Ces critères sont pensés par des énarques parisiens qui n’ont jamais mis les pieds dans une bananeraie et qui ne comprennent pas le climat néocolonial qui a pu régner et qui règne encore.
Dominique Théophile, sénateur de la Guadeloupe, va présenter une proposition de loi pour obtenir l’indemnisation de toutes les victimes. Est-ce une possible avancée dans ce dossier ou un coup d’épée dans l’eau ?
M. Callifer, député de la Guadeloupe, a présenté également une proposition de loi.
Pour éviter que ces lois, si elles sont adoptées, subissent le même sort que la loi Taubira sur la reconnaissance des traites négrières, il faut qu’elles soient assorties d’un budget ad hoc suffisamment important pour faire face aux demandes légitimes. Il appartiendra au gouvernement de la République de démontrer qu’au-delà des bons sentiments et des belles déclarations de principes, les habitants des Antilles sont des citoyens à part entière de la République et non pas des citoyens entièrement à part (Aimé Césaire) !

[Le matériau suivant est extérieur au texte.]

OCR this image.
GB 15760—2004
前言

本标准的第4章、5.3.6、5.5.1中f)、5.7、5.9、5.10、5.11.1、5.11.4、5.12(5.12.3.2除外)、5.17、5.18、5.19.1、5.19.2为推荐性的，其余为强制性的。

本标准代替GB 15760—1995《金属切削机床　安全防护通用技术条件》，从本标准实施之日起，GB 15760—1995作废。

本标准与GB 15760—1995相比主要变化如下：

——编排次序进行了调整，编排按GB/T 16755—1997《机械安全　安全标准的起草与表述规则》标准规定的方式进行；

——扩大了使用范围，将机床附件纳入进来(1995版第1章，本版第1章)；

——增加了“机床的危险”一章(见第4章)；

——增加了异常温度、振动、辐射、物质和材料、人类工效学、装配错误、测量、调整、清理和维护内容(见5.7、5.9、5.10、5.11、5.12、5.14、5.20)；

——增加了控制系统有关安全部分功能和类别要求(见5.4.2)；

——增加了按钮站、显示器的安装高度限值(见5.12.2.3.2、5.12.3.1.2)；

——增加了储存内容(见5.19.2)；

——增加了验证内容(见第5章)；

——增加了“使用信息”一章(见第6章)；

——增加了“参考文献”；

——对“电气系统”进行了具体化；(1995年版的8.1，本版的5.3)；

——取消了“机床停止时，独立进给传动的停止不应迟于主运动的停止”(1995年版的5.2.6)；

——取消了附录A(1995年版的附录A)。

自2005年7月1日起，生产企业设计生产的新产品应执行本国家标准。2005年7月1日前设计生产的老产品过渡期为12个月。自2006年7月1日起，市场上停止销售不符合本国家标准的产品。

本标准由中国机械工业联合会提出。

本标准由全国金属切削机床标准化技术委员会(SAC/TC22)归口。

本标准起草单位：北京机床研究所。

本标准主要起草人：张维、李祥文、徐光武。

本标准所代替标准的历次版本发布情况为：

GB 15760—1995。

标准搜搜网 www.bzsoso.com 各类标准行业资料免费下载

L’Etat a présenté un bilan à mi-parcours du plan chlordécone IV 2021-2027 publié sur le site du ministère de la Santé le 6 janvier 2025. Quels commentaires vous inspire ce bilan ?
Diversion et Enfumage sont les deux mamelles des plans chlordecone. On dépense beaucoup en communication mais pas assez en indemnisation. Et surtout, on évite le sujet qui fâche : que les profiteurs du chlordecone, gavés de subventions depuis plus de 70 ans, participent à l’effort pour réparer les dégâts qu’ils ont causé en toute connaissance de cause. Chaque année, les exploitants de bananeraies reçoivent plus de subventions que le plan chlordécone en quatre années. Et cela n’étonne personne ?
Et maintenant, que va-t-il se passer ? Le dossier pourrait-il être définitivement enterré au grand dam — et ressentiment — des populations antillaises ?
Comme je l’ai expliqué au début, le dossier est loin d’être enterré. Les combats (judiciaires, politiques, sociaux, syndicaux, etc) continuent. L’unité d’action et la coordination de tous permettra un jour que la vérité soit partagée et la justice enfin établie.